Caspar Aquila

Caspar Aquila

Caspar Aquila wurde am 7. August 1488 zu Augsburg geboren. Sein Vater, der Stadtsyndicus Leonhard Aquila, und seine Mutter, Kunigunde, geb. Zeller, hatten vielen Sinn für das Heilige. Ihre fünf Söhne studirten sämmtlich Theologie. Caspar, der jüngste von ihnen, bezog erst 1514 die Universität zu Leipzig. Begeistert durch die erste Heldenthat Luther’s ging er 1517 nach Wittenberg. Hier reichlich gestärkt und gefördert wurde er bald darauf Franz von Sickingen’s Feldprediger. In dieser Stellung wahrte er unter den rauhen Kriegern standhaft die Würde der Kirche. Kaum entging er dem Tode, als er sich einst weigerte, eine feindliche Stückkugel zu taufen. Den Soldaten gegenüber, die in ihrem Aberglauben ihre Vestung für unüberwindlich hielten, sobald die hereingeschossene Kugel getauft würde, erklärte er, Gott habe ihn wohl berufen, Menschen zu taufen, nicht aber Stückkugeln und Kriegsrüstungen. Die Sage lässt ihn in einen mit Pulver gefüllten Mörser geladen werden, das Pulver nicht brennen und ihn auf die Vorstellung eines von Gottes Finger gerührten Soldaten bei den Beinen aus dem Mörser gezogen sein. „Da nun der gute Mann wiederum an’s Licht kam, blieb er noch immer bei seinem ersten Vorsatz, sagte auch dem Capitain ausdrücklich in’s Angesicht: Ich will sie dir dennoch nicht taufen.“

Noch vor 1520 übernahm Aquila eine Predigerstelle im Dorfe Ebernburg bei Augsburg. Er verheirathete sich hier und predigte das reine Wort mit so grosser Entschiedenheit und Freimüthigkeit, dass er den Bischof von Augsburg gegen sich aufbrachte. Dieser liess ihn verhaften, auf einen Karren laden und in ein tiefes Gefängniss werfen. Die Augsburger bewogen Carl’s des V. Schwester, Isabella, nachmalige Königinn von Dänemark, zu seiner Verwendung bei dem Bischofe, und in Folge derselben erlangte Aquila, nachdem er einen ganzen Winter lang im frostigen Kerker geschmachtet hatte, seine Freiheit.

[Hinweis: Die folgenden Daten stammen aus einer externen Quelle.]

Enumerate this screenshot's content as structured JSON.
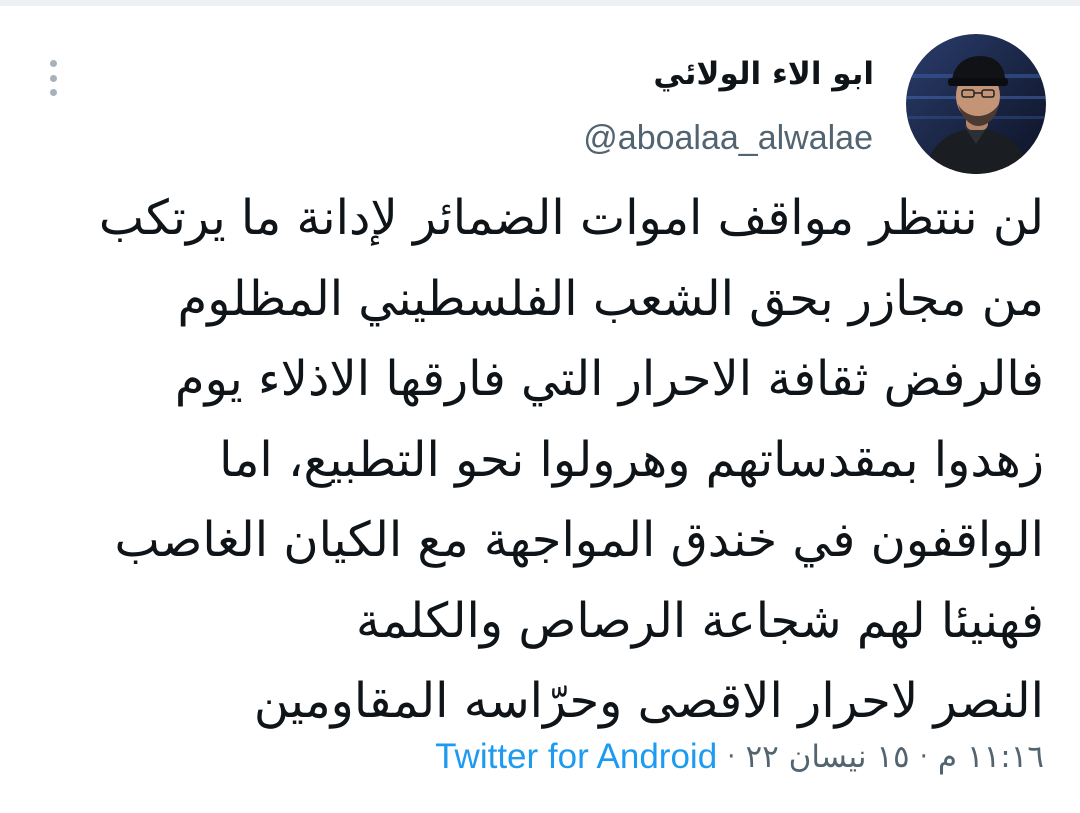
{
  "author": {
    "display_name": "ابو الاء الولائي",
    "handle": "@aboalaa_alwalae"
  },
  "tweet": {
    "lines": [
      "لن ننتظر مواقف اموات الضمائر لإدانة ما يرتكب",
      "من مجازر بحق الشعب الفلسطيني المظلوم",
      "فالرفض ثقافة الاحرار التي فارقها الاذلاء يوم",
      "زهدوا بمقدساتهم وهرولوا نحو التطبيع، اما",
      "الواقفون في خندق المواجهة مع الكيان الغاصب",
      "فهنيئا لهم شجاعة الرصاص والكلمة",
      "النصر لاحرار الاقصى وحرّاسه المقاومين"
    ],
    "time": "١١:١٦ م",
    "date": "١٥ نيسان ٢٢",
    "separator": "·",
    "source": "Twitter for Android"
  },
  "icons": {
    "more": "more-vertical-icon",
    "avatar": "profile-avatar"
  },
  "colors": {
    "text": "#0f1419",
    "secondary": "#536471",
    "link": "#1d9bf0",
    "more_icon": "#a6b1bb"
  }
}
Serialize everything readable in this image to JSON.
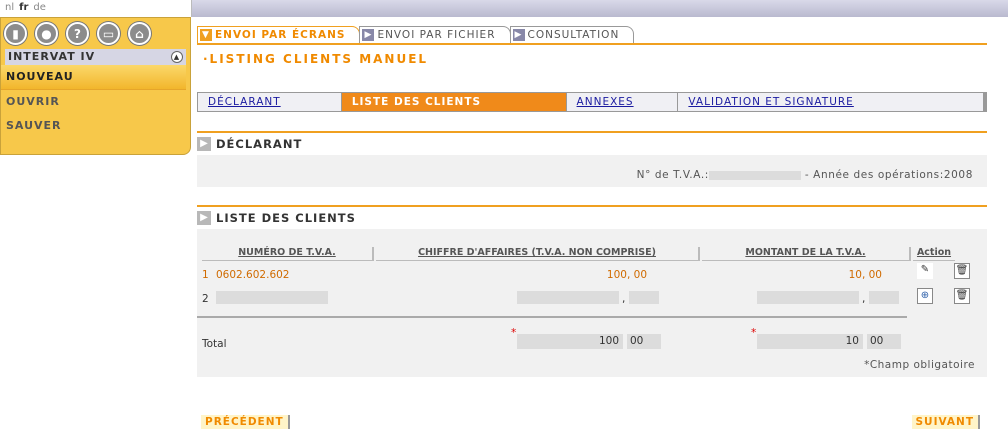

Im J. 1521 begab sich Aquila abermals nach Wittenberg. Hier trieb und lehrte er hauptsächlich die hebräische Sprache. Luther nahm ihn in seinen vertrauten Freundeskreis auf und gewann an ihm einen gewichtigen Mitarbeiter an der Übersetzung des alten Testaments. Zur Auffindung des entsprechenden Ausdrucks zog Aquila Künstler, Handwerker und Ackerleute häufig und genau zu Rathe, und seine Stimme wurde dadurch oft unter der der Übersetzer entscheidend. Seine Bibelkenntniss war überhaupt so bedeutend, dass Luther erklärte, wenn die heilige Schrift verloren ginge, so könne sie aus Aquila’s Gedächtnisse wieder hergestellt werden.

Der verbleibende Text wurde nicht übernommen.